Triple i Consulting has a team of pharmacists on staff to consult with FDA Philippines, one of the most stringent government offices in the Philippines. Below you will find the requirements and procedures for applications.Contact Us to arrange an initial consultation.
Please see our guide on Product Registration from BFAD
- Accomplished application form No.1 and No. 8 Duly Notarized.
- Copy of valid contract between manufacturer and trader/distributor/seller/exporter/importer.
- Copies of valid LTO’s for manufacturer/trader/distributor/seller/exporter/importer.
- Unit Dose and Batch Formulation in Metric System.
- Technical specification on all Raw Materials.
- Certificate of Analysis on raw materials and finished product from manufacturer.
- Technical Specification on finished Product.
- Master manufacturing procedure, Production equipment, Sampling and In-process controls, Master packaging procedure.
- Assay on test procedures and data analysis if applicable.
- Stability study in accordance with Philippines national guidelines and ASEAN guidelines.
- Representative sample of packaging and labeling materials for commercial market.
- Copy of ACB approval
- For foreign manufactured products, a copy of the Original Product Registration in the manufacturing country.

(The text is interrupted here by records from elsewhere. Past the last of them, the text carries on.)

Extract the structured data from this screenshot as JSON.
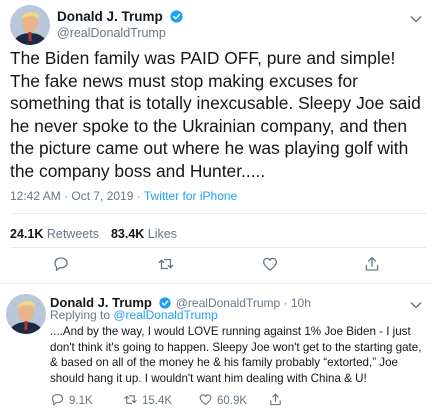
{
  "main_tweet": {
    "display_name": "Donald J. Trump",
    "handle": "@realDonaldTrump",
    "text": "The Biden family was PAID OFF, pure and simple! The fake news must stop making excuses for something that is totally inexcusable. Sleepy Joe said he never spoke to the Ukrainian company, and then the picture came out where he was playing golf with the company boss and Hunter.....",
    "timestamp": "12:42 AM · Oct 7, 2019 · ",
    "source": "Twitter for iPhone",
    "retweets_count": "24.1K",
    "retweets_label": "Retweets",
    "likes_count": "83.4K",
    "likes_label": "Likes",
    "icons": [
      "reply-icon",
      "retweet-icon",
      "like-icon",
      "share-icon",
      "caret-down-icon",
      "verified-badge-icon"
    ]
  },
  "reply_tweet": {
    "display_name": "Donald J. Trump",
    "handle_time": "@realDonaldTrump · 10h",
    "replying_prefix": "Replying to ",
    "replying_to": "@realDonaldTrump",
    "text": "....And by the way, I would LOVE running against 1% Joe Biden - I just don't think it's going to happen. Sleepy Joe won't get to the starting gate, & based on all of the money he & his family probably “extorted,” Joe should hang it up. I wouldn't want him dealing with China & U!",
    "reply_count": "9.1K",
    "retweet_count": "15.4K",
    "like_count": "60.9K"
  },
  "colors": {
    "accent": "#1da1f2",
    "secondary_text": "#657786",
    "primary_text": "#14171a",
    "divider": "#e6ecf0"
  }
}
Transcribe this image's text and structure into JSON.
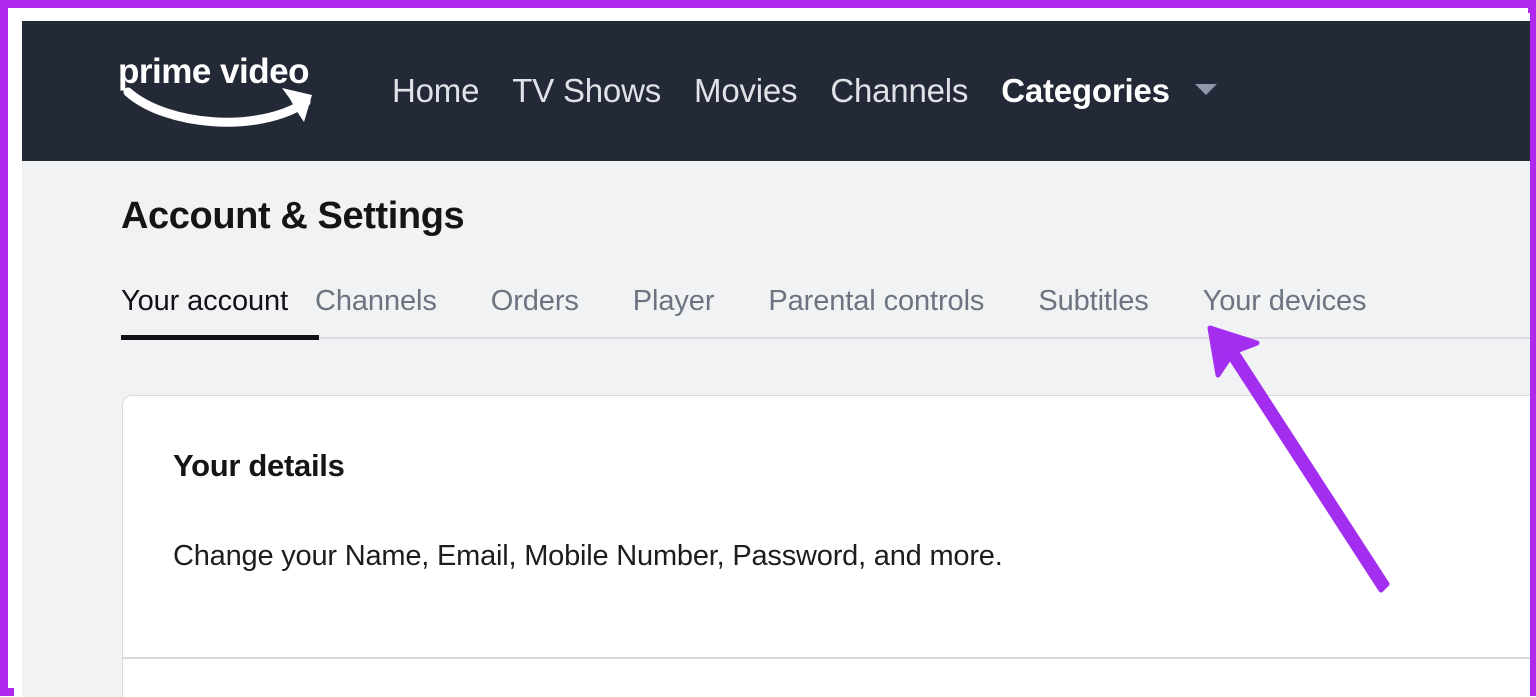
{
  "annotation": {
    "frame_color": "#b028f0",
    "arrow_color": "#a32ef0",
    "arrow_points_to": "Subtitles"
  },
  "navbar": {
    "background": "#232936",
    "logo": {
      "text": "prime video",
      "icon": "amazon-smile-swoosh"
    },
    "links": [
      {
        "label": "Home",
        "active": false
      },
      {
        "label": "TV Shows",
        "active": false
      },
      {
        "label": "Movies",
        "active": false
      },
      {
        "label": "Channels",
        "active": false
      },
      {
        "label": "Categories",
        "active": true,
        "caret": "chevron-down-icon"
      }
    ]
  },
  "page": {
    "background": "#f1f2f4",
    "title": "Account & Settings",
    "tabs": [
      {
        "label": "Your account",
        "selected": true
      },
      {
        "label": "Channels",
        "selected": false
      },
      {
        "label": "Orders",
        "selected": false
      },
      {
        "label": "Player",
        "selected": false
      },
      {
        "label": "Parental controls",
        "selected": false
      },
      {
        "label": "Subtitles",
        "selected": false
      },
      {
        "label": "Your devices",
        "selected": false
      }
    ],
    "card": {
      "sections": [
        {
          "title": "Your details",
          "description": "Change your Name, Email, Mobile Number, Password, and more."
        }
      ]
    }
  }
}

Procedure for Product Registration with FDA
- Submission of application and all requirements to Public Assistance Information and Compliance Section of FDA for assessment.
- Accounting and billing department to asses registration fees to be paid at cashier.
- Product services division of FDA will evaluate all the requirements and prepare endorsement for Certificate of Registration.
- Director signs Certificate of Registration and Product Registration documents can be picked up from FDA.